Algo que se repete em todos os assassinatos do filme é que vemos o cadáver da vítima em plano geral com câmera fixa. Há um respeito na representação da violência, o próprio filme não banaliza a morte, ao contrário dos algozes. Ao optar por apelar ao espectador para que observe o cadáver, todavia utilizando o plano geral com câmera fixa, a câmera não espetaculariza a violência, mantendo uma postura respeitosa diante do corpo estendido ao chão.

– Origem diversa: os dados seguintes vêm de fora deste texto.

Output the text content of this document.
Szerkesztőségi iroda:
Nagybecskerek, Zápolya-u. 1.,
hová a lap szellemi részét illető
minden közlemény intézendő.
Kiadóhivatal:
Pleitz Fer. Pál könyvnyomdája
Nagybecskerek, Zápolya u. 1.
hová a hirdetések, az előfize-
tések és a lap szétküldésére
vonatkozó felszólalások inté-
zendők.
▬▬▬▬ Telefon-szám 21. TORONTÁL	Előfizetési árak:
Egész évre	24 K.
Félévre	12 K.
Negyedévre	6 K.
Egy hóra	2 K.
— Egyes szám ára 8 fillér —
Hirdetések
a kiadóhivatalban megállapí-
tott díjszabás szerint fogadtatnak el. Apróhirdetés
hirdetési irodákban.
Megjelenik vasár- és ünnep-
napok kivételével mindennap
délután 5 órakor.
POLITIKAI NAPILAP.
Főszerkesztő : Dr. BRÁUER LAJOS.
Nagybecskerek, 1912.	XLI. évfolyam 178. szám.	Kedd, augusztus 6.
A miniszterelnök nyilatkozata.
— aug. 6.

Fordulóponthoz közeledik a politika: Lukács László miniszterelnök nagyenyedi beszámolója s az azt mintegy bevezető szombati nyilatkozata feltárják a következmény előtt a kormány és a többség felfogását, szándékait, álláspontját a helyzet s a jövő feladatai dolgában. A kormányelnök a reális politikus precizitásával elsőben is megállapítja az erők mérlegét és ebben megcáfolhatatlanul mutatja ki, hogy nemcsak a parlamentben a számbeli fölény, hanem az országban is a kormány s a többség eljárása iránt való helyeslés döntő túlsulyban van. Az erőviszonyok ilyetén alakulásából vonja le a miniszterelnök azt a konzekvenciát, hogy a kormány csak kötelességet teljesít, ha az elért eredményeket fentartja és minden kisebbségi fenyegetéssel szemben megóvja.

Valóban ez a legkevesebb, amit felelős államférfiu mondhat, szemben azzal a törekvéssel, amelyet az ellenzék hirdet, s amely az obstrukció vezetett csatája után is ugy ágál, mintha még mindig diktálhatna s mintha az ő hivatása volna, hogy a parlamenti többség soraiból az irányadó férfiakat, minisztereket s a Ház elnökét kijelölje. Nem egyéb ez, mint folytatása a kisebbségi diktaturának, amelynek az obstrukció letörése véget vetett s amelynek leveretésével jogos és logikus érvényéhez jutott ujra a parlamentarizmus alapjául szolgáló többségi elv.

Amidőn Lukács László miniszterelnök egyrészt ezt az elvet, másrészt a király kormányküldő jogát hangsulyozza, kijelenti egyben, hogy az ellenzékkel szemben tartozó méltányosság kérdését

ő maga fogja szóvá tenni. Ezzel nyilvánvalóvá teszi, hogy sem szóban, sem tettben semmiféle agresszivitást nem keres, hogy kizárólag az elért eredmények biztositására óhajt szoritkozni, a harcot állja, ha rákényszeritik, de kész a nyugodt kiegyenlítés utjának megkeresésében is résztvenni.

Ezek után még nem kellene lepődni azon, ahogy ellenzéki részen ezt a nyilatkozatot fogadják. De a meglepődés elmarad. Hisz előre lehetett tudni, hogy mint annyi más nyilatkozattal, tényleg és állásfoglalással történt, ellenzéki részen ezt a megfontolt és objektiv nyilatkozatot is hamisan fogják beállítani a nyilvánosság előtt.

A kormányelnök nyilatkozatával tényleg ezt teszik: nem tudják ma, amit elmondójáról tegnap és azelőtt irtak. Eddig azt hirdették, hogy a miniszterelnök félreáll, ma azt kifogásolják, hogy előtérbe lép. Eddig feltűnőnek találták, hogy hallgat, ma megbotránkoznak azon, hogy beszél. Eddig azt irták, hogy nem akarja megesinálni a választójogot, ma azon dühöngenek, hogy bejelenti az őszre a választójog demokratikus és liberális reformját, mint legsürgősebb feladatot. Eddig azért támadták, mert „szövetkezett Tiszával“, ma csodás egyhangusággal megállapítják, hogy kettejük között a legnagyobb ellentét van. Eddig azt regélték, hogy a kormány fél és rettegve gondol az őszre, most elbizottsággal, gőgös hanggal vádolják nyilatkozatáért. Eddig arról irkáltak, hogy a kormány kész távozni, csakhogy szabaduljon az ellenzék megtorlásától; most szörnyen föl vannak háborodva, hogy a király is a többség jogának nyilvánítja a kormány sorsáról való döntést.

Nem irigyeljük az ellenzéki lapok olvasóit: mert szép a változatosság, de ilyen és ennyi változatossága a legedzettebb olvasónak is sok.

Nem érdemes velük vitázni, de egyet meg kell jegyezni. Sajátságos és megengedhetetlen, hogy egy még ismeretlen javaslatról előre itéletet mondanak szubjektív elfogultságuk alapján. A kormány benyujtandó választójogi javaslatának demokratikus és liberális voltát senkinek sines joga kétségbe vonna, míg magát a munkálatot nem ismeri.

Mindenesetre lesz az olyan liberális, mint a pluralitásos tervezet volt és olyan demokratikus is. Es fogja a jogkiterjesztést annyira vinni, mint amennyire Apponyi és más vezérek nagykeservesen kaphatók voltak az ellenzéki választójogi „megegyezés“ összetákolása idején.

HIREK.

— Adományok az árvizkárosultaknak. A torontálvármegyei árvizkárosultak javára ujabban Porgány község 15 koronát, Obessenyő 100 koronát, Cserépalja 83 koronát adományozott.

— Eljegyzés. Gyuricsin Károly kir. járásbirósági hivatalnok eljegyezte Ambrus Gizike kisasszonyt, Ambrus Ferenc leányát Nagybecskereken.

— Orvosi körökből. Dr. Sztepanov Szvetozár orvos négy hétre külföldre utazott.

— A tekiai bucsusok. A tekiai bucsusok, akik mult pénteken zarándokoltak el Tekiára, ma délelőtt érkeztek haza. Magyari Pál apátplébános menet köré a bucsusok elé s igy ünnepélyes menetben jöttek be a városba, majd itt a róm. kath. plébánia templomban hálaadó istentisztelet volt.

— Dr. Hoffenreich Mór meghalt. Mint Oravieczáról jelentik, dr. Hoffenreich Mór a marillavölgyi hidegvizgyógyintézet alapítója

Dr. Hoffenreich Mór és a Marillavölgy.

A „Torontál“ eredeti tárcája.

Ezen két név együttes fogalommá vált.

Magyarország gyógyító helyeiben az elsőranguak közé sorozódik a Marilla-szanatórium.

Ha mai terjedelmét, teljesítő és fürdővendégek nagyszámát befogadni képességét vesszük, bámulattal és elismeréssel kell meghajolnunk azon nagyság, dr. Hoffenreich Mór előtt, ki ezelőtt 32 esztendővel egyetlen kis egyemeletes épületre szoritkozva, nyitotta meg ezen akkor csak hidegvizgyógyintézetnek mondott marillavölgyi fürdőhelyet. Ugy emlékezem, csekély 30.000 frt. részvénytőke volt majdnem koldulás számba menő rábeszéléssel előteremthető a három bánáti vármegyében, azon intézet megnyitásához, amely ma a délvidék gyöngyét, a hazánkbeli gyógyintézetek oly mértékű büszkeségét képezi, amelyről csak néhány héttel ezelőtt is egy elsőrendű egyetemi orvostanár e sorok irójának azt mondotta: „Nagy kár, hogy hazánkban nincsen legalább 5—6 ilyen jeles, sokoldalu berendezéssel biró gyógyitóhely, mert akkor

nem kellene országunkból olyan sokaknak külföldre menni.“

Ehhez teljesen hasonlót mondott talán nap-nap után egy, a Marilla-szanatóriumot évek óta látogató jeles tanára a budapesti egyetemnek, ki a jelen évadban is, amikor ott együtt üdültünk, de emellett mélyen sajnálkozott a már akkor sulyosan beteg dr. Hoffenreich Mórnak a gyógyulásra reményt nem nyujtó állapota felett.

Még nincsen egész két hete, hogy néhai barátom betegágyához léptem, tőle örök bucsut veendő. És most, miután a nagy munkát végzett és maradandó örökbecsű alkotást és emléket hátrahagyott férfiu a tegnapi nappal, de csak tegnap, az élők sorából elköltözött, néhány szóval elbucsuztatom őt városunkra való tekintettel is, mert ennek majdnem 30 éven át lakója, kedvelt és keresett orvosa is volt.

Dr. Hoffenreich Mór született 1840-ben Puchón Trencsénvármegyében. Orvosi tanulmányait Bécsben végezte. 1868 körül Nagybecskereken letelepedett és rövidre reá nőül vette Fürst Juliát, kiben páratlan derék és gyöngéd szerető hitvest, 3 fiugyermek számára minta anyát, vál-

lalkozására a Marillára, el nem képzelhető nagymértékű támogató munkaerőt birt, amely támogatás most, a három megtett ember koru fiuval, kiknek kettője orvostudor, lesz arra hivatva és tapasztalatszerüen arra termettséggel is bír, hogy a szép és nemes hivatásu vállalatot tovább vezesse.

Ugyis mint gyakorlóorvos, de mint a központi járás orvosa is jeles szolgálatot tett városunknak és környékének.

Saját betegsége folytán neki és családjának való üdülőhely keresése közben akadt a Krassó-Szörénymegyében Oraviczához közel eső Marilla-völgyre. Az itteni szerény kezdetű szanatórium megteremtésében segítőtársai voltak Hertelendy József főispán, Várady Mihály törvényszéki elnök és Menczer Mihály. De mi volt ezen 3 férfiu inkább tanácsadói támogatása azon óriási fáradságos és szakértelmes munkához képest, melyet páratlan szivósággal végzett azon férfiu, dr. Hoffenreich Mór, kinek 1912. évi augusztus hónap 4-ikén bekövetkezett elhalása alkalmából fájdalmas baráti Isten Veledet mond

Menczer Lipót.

Algumas cenas que me marcaram: o travelling para frente em plano geral segue duas pessoas fazendo caminhada pela manhã ainda cedo, rodeadas pela bela paisagem verde e o céu com neblina. A imagem bela contrasta com a violência que se segue, quando vemos um homem vindo na direção contrária ao fundo do quadro que atira em uma das pessoas, enquanto a outra corre e termina não sendo morta pelo assassino, que segue caminhando tranquilamente. Outra cena: a câmera faz um movimento de travelling para trás e acompanha homem andando por uma rua. O trabalho da profundidade de campo provoca suspense, pois ao fundo está um homem seguindo-o. O personagem adentra na sua casa e a câmera o segue em travelling para frente, até parar diante da porta da sala, quando o assassino adentra o quadro e atira no homem que seguia e num garoto que jogava videogame.

O filme termina seguindo dois homens vestidos com sobretudo preto, que depois encontram outro rapaz usando a mesma roupa, até pararem no que parecia ser um estacionamento. Um deles vira para a parede e é morto a tiros. O último plano do filme é do seu sangue escorrendo na parede. Fica a pergunta: será que os homens de preto da última cena faziam parte de algum grupo de serial killers que depois resolvem matar uns aos outros?

Nenhum dos crimes tem explicação. Todos os assassinos pegam as pessoas desprevenidas, tirando-nos da segurança dos crimes com motivos. Sabemos que em boa parte dos filmes de serial killers no final ele pára e explica para algum personagem e para nós espectadores o porquê de seus crimes. Elephant constrói um universo onde uma vítima da violência é vítima de um crime banal, é vítima do acaso. Tais quais os estudantes da Escola de Columbine.